In the new probe, federal auditors will examine New Jersey's use of $25 million in Sandy relief funds for a marketing campaign to promote tourism at the Jersey Shore after Sandy decimated the state's coastline in late 2012, New Jersey Democratic Rep. Frank Pallone told CNN
In an August letter, Pallone asked the Department of Housing and Urban Development inspector general to look into how Christie chose to spend the marketing money approved by the department.
Neither the governor's office nor the inspector general's office has replied to CNN's request for comment on the investigation.
Pallone wrote that he was concerned about the bidding process for the firm awarded the marketing plan; the winning firm is charging the state about $2 million more than the next lowest bidder. The winning $4.7 million bid featured Christie and his family in the advertisements while the losing $2.5 million proposal did not feature the Christies.
On Sunday, Pallone told CNN that the inspector general conducted a preliminary review of the spending and concluded that there was enough evidence to launch a full-scale investigation into the state's use of federal funds. The audit will take several months, and the findings will be issued in an official report, he said.
Pallone, a 27-year veteran of the House and vocal Christie critic, said this is not about politics.
"This was money that could have directly been used for Sandy recovery. And, as you know, many of my constituents still haven't gotten the money that is owed them to rebuild their homes or raise their homes or to help," he told CNN.
Democrats slammed Christie over the summer for starring in taxpayer-funded ads as he was running for re-election in November, arguing it gave him an unfair advantage. Christie aides said at the time that the winning bid provided more value.

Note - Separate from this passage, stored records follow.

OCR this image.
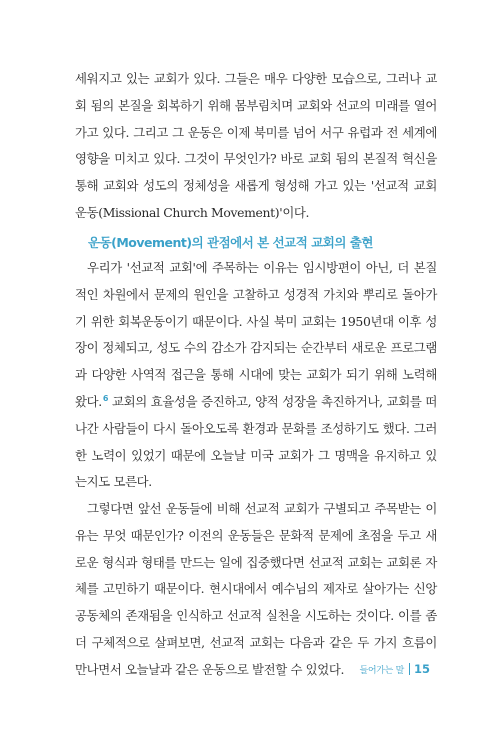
세워지고 있는 교회가 있다. 그들은 매우 다양한 모습으로, 그러나 교
회 됨의 본질을 회복하기 위해 몸부림치며 교회와 선교의 미래를 열어
가고 있다. 그리고 그 운동은 이제 북미를 넘어 서구 유럽과 전 세계에
영향을 미치고 있다. 그것이 무엇인가? 바로 교회 됨의 본질적 혁신을
통해 교회와 성도의 정체성을 새롭게 형성해 가고 있는 '선교적 교회
운동(Missional Church Movement)'이다.
운동(Movement)의 관점에서 본 선교적 교회의 출현
우리가 '선교적 교회'에 주목하는 이유는 임시방편이 아닌, 더 본질
적인 차원에서 문제의 원인을 고찰하고 성경적 가치와 뿌리로 돌아가
기 위한 회복운동이기 때문이다. 사실 북미 교회는 1950년대 이후 성
장이 정체되고, 성도 수의 감소가 감지되는 순간부터 새로운 프로그램
과 다양한 사역적 접근을 통해 시대에 맞는 교회가 되기 위해 노력해
왔다.$^6$ 교회의 효율성을 증진하고, 양적 성장을 촉진하거나, 교회를 떠
나간 사람들이 다시 돌아오도록 환경과 문화를 조성하기도 했다. 그러
한 노력이 있었기 때문에 오늘날 미국 교회가 그 명맥을 유지하고 있
는지도 모른다.
그렇다면 앞선 운동들에 비해 선교적 교회가 구별되고 주목받는 이
유는 무엇 때문인가? 이전의 운동들은 문화적 문제에 초점을 두고 새
로운 형식과 형태를 만드는 일에 집중했다면 선교적 교회는 교회론 자
체를 고민하기 때문이다. 현시대에서 예수님의 제자로 살아가는 신앙
공동체의 존재됨을 인식하고 선교적 실천을 시도하는 것이다. 이를 좀
더 구체적으로 살펴보면, 선교적 교회는 다음과 같은 두 가지 흐름이
만나면서 오늘날과 같은 운동으로 발전할 수 있었다.	들어가는 말 15
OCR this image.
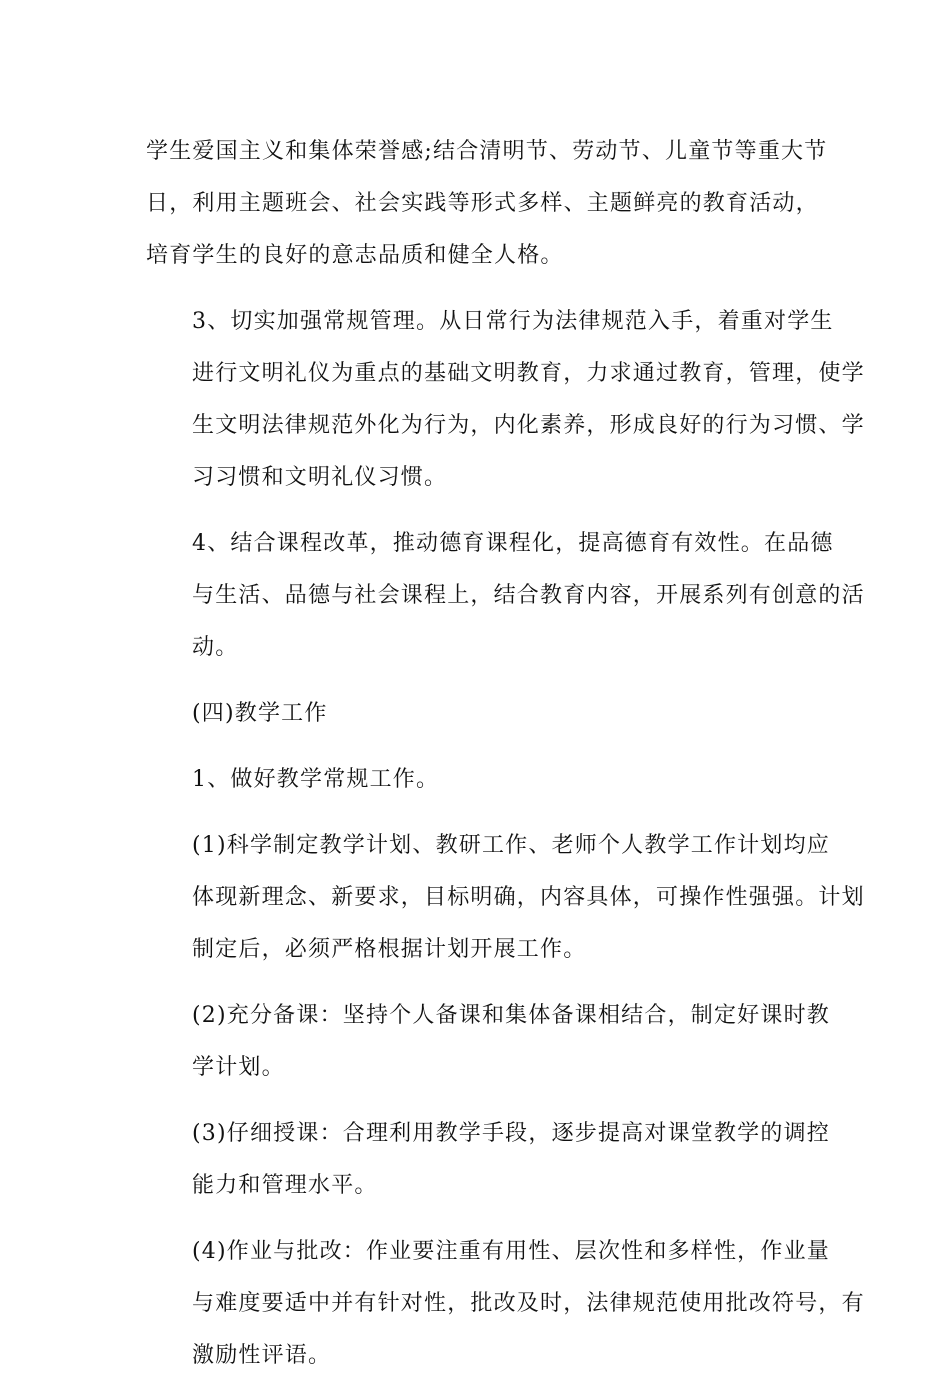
学生爱国主义和集体荣誉感;结合清明节、劳动节、儿童节等重大节
日，利用主题班会、社会实践等形式多样、主题鲜亮的教育活动，
培育学生的良好的意志品质和健全人格。

3、切实加强常规管理。从日常行为法律规范入手，着重对学生
进行文明礼仪为重点的基础文明教育，力求通过教育，管理，使学
生文明法律规范外化为行为，内化素养，形成良好的行为习惯、学
习习惯和文明礼仪习惯。

4、结合课程改革，推动德育课程化，提高德育有效性。在品德
与生活、品德与社会课程上，结合教育内容，开展系列有创意的活
动。

(四)教学工作

1、做好教学常规工作。

(1)科学制定教学计划、教研工作、老师个人教学工作计划均应
体现新理念、新要求，目标明确，内容具体，可操作性强强。计划
制定后，必须严格根据计划开展工作。

(2)充分备课：坚持个人备课和集体备课相结合，制定好课时教
学计划。

(3)仔细授课：合理利用教学手段，逐步提高对课堂教学的调控
能力和管理水平。

(4)作业与批改：作业要注重有用性、层次性和多样性，作业量
与难度要适中并有针对性，批改及时，法律规范使用批改符号，有
激励性评语。
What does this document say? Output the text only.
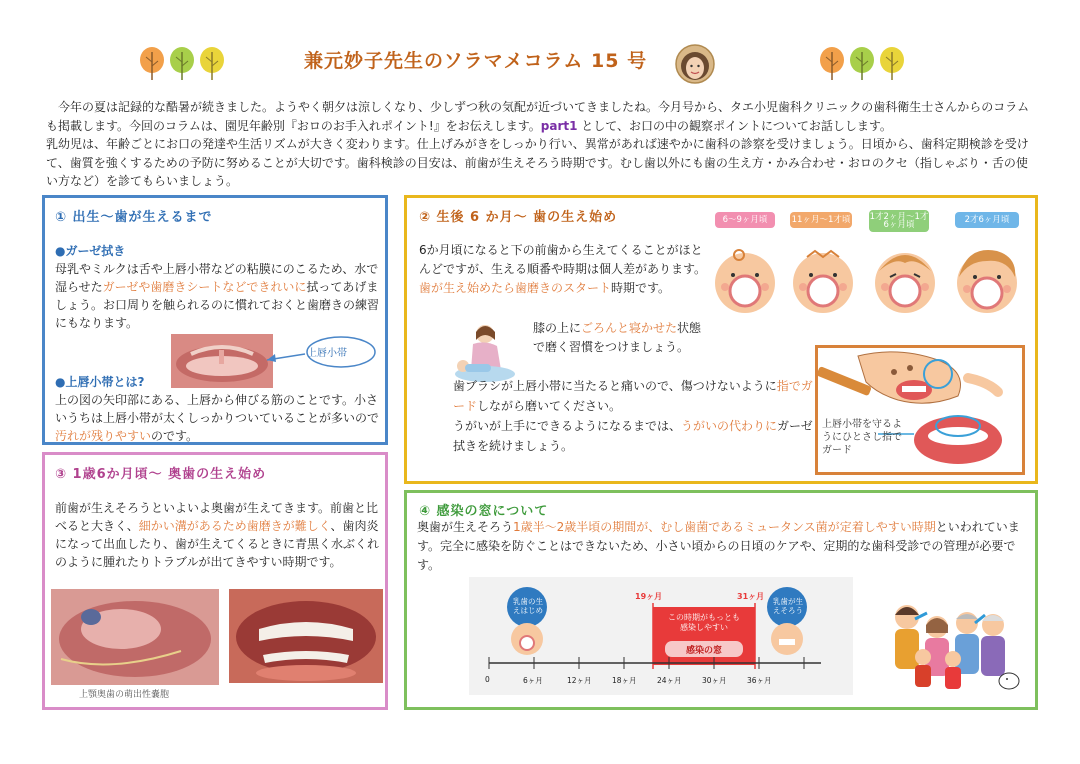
兼元妙子先生のソラマメコラム 15 号
今年の夏は記録的な酷暑が続きました。ようやく朝夕は涼しくなり、少しずつ秋の気配が近づいてきましたね。今月号から、タエ小児歯科クリニックの歯科衛生士さんからのコラムも掲載します。今回のコラムは、園児年齢別『おロのお手入れポイント!』をお伝えします。part1 として、お口の中の観察ポイントについてお話しします。
乳幼児は、年齢ごとにお口の発達や生活リズムが大きく変わります。仕上げみがきをしっかり行い、異常があれば速やかに歯科の診察を受けましょう。日頃から、歯科定期検診を受けて、歯質を強くするための予防に努めることが大切です。歯科検診の目安は、前歯が生えそろう時期です。むし歯以外にも歯の生え方・かみ合わせ・おロのクセ（指しゃぶり・舌の使い方など）を診てもらいましょう。
① 出生〜歯が生えるまで
●ガーゼ拭き
母乳やミルクは舌や上唇小帯などの粘膜にのこるため、水で湿らせたガーゼや歯磨きシートなどできれいに拭ってあげましょう。お口周りを触られるのに慣れておくと歯磨きの練習にもなります。
上唇小帯
●上唇小帯とは?
上の図の矢印部にある、上唇から伸びる筋のことです。小さいうちは上唇小帯が太くしっかりついていることが多いので汚れが残りやすいのです。
② 生後 6 か月〜 歯の生え始め
6か月頃になると下の前歯から生えてくることがほとんどですが、生える順番や時期は個人差があります。歯が生え始めたら歯磨きのスタート時期です。
膝の上にごろんと寝かせた状態で磨く習慣をつけましょう。
歯ブラシが上唇小帯に当たると痛いので、傷つけないように指でガードしながら磨いてください。
うがいが上手にできるようになるまでは、うがいの代わりにガーゼ拭きを続けましょう。
6〜9ヶ月頃	11ヶ月〜1才頃 1才2ヶ月〜1才6ヶ月頃	2才6ヶ月頃
上唇小帯を守るようにひとさし指でガード
③ 1歳6か月頃〜 奥歯の生え始め
前歯が生えそろうといよいよ奥歯が生えてきます。前歯と比べると大きく、細かい溝があるため歯磨きが難しく、歯肉炎になって出血したり、歯が生えてくるときに青黒く水ぶくれのように腫れたりトラブルが出てきやすい時期です。
上顎奥歯の萌出性嚢胞
④ 感染の窓について
奥歯が生えそろう1歳半〜2歳半頃の期間が、むし歯菌であるミュータンス菌が定着しやすい時期といわれています。完全に感染を防ぐことはできないため、小さい頃からの日頃のケアや、定期的な歯科受診での管理が必要です。
乳歯の生えはじめ
乳歯が生えそろう
19ヶ月	31ヶ月
この時期がもっとも感染しやすい
感染の窓
0	6ヶ月	12ヶ月	18ヶ月	24ヶ月	30ヶ月	36ヶ月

Last week, Christie dismissed two top aides for their involvement in closing down access lanes to the George Washington Bridge last year, a move that tied up traffic for four days. A New Jersey State Assembly committee is investigating whether the aides ordered the lane closures as political retribution, and the U.S. Attorney in New Jersey has opened a probe into the matter.
For his part, Christie has said he didn't know about the scheme and was "embarrassed and humiliated" by it. Democrats, both in New Jersey and nationally, have jumped on the scandal, saying it finally gives the nation an opportunity to see what they've known for years, that Christie is a bully who governs by fear.
But as bad as the bridge scandal is for Christie, if investigators find he improperly spent Sandy funds, it could get far worse, tarnishing the signature achievement that has made him a serious contender for the White House.
Here the is on-the-record response from Gov. Christie:
“The Stronger Than The Storm campaign was just one part of the first action plan approved by the Obama Administration and developed with the goal of effectively communicating that the Jersey Shore was open for business during the first summer after Sandy. Federal agency reviews are routine and standard operating procedure with all federally allocated resources to ensure that funds are distributed fairly. We're confident that any review will show that the ads were a key part in helping New Jersey get back on its feet after being struck by the worst storm in state history.”